Fed: Prices remain high relative to fundamentals even after April market turmoil
AinvestFriday, Apr 25, 2025 4:02 pm ET

Fed: Prices remain high relative to fundamentals even after April market turmoil
Despite the recent market turmoil in April, prices in various sectors have continued to remain high relative to their fundamentals, according to recent Federal Reserve notes. This persistence of elevated prices, even after the market fluctuations, raises questions about the underlying economic conditions and the role of uncertainty in shaping market dynamics.The Federal Reserve's analysis, published on April 24, 2025, highlights that since 2019, selected measures of uncertainty regarding economic and financial conditions, geopolitical risks, and policy outcomes have reached their highest levels in decades [1]. This elevated uncertainty has been particularly pronounced in economic and trade policy uncertainty (EPU and TPU, respectively). The report suggests that such high levels of uncertainty can have meaningful economic effects, influencing investment, consumption, and credit conditions.
The Federal Reserve's analysis identifies six key metrics capturing various uncertainties experienced over the past five years. These metrics include Real Economic Uncertainty (REU), Inflation Uncertainty, Economic Policy Uncertainty (EPU), Trade Policy Uncertainty (TPU), Geopolitical Risks (GPR), and Financial Uncertainty (proxied by the VIX). The report notes that these uncertainties can lead to delayed or reduced investment, more cautious consumer behavior, and tighter credit conditions [1].

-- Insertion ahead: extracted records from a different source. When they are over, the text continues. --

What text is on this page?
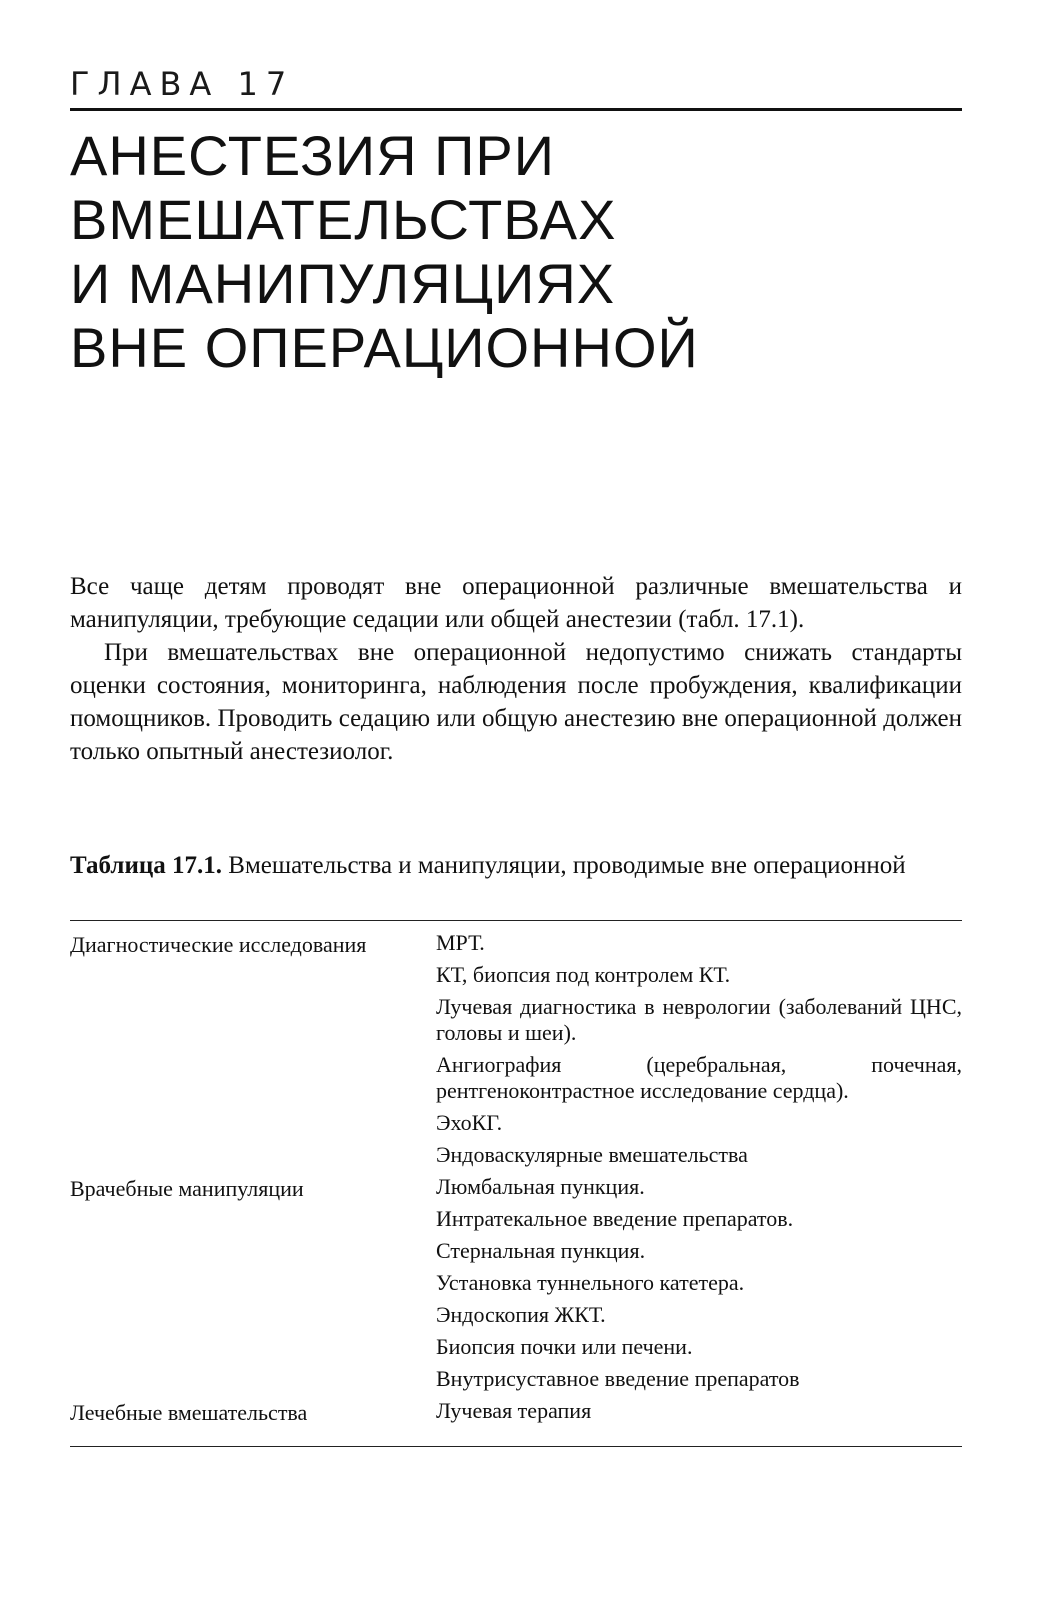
ГЛАВА 17
АНЕСТЕЗИЯ ПРИ
ВМЕШАТЕЛЬСТВАХ
И МАНИПУЛЯЦИЯХ
ВНЕ ОПЕРАЦИОННОЙ

Все чаще детям проводят вне операционной различные вмешательства и манипуляции, требующие седации или общей анестезии (табл. 17.1).

При вмешательствах вне операционной недопустимо снижать стандарты оценки состояния, мониторинга, наблюдения после пробуждения, квалификации помощников. Проводить седацию или общую анестезию вне операционной должен только опытный анестезиолог.

Таблица 17.1. Вмешательства и манипуляции, проводимые вне операционной
Диагностические исследования	МРТ.
КТ, биопсия под контролем КТ.
Лучевая диагностика в неврологии (заболеваний ЦНС, головы и шеи).
Ангиография (церебральная, почечная, рентгеноконтрастное исследование сердца).
ЭхоКГ.
Эндоваскулярные вмешательства
Врачебные манипуляции	Люмбальная пункция.
Интратекальное введение препаратов.
Стернальная пункция.
Установка туннельного катетера.
Эндоскопия ЖКТ.
Биопсия почки или печени.
Внутрисуставное введение препаратов
Лечебные вмешательства	Лучевая терапия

The economic effects of uncertainty are not uniform across these metrics. For instance, Real Economic Uncertainty (REU) and Inflation Uncertainty have been associated with broader macroeconomic fundamentals, leading to a wait-and-see approach among firms. Economic Policy Uncertainty (EPU) and Trade Policy Uncertainty (TPU) can cause delays in capital allocation and global value chain investments, respectively. Geopolitical Risks (GPR) and Financial Uncertainty (VIX) can lead to capital flight, currency depreciation, and tighter credit conditions.
The Federal Reserve's analysis also indicates that these uncertainties can have feedback loops with economic activity. For example, business cycle downturns can amplify uncertainty about future growth, while uncertainty about trade policy decisions can negatively impact economic activity. The report finds that an increase in uncertainty is followed by a statistically significant drop in industrial production and investment, with the magnitude and duration of the drag varying across measures [1].
In the context of the recent market turmoil, the persistence of high prices relative to fundamentals may be a reflection of these underlying uncertainties. Firms and households may be adopting a wait-and-see approach, delaying large investments and purchases until the underlying conditions become clearer. Financial institutions may also be pulling back from making risky decisions, worsening credit conditions.
Investors and financial professionals should remain vigilant about these uncertainties and their potential impacts on economic activity and market dynamics. As the Federal Reserve continues to monitor these developments, it will be crucial to assess how these uncertainties evolve and how they shape economic policy and market conditions.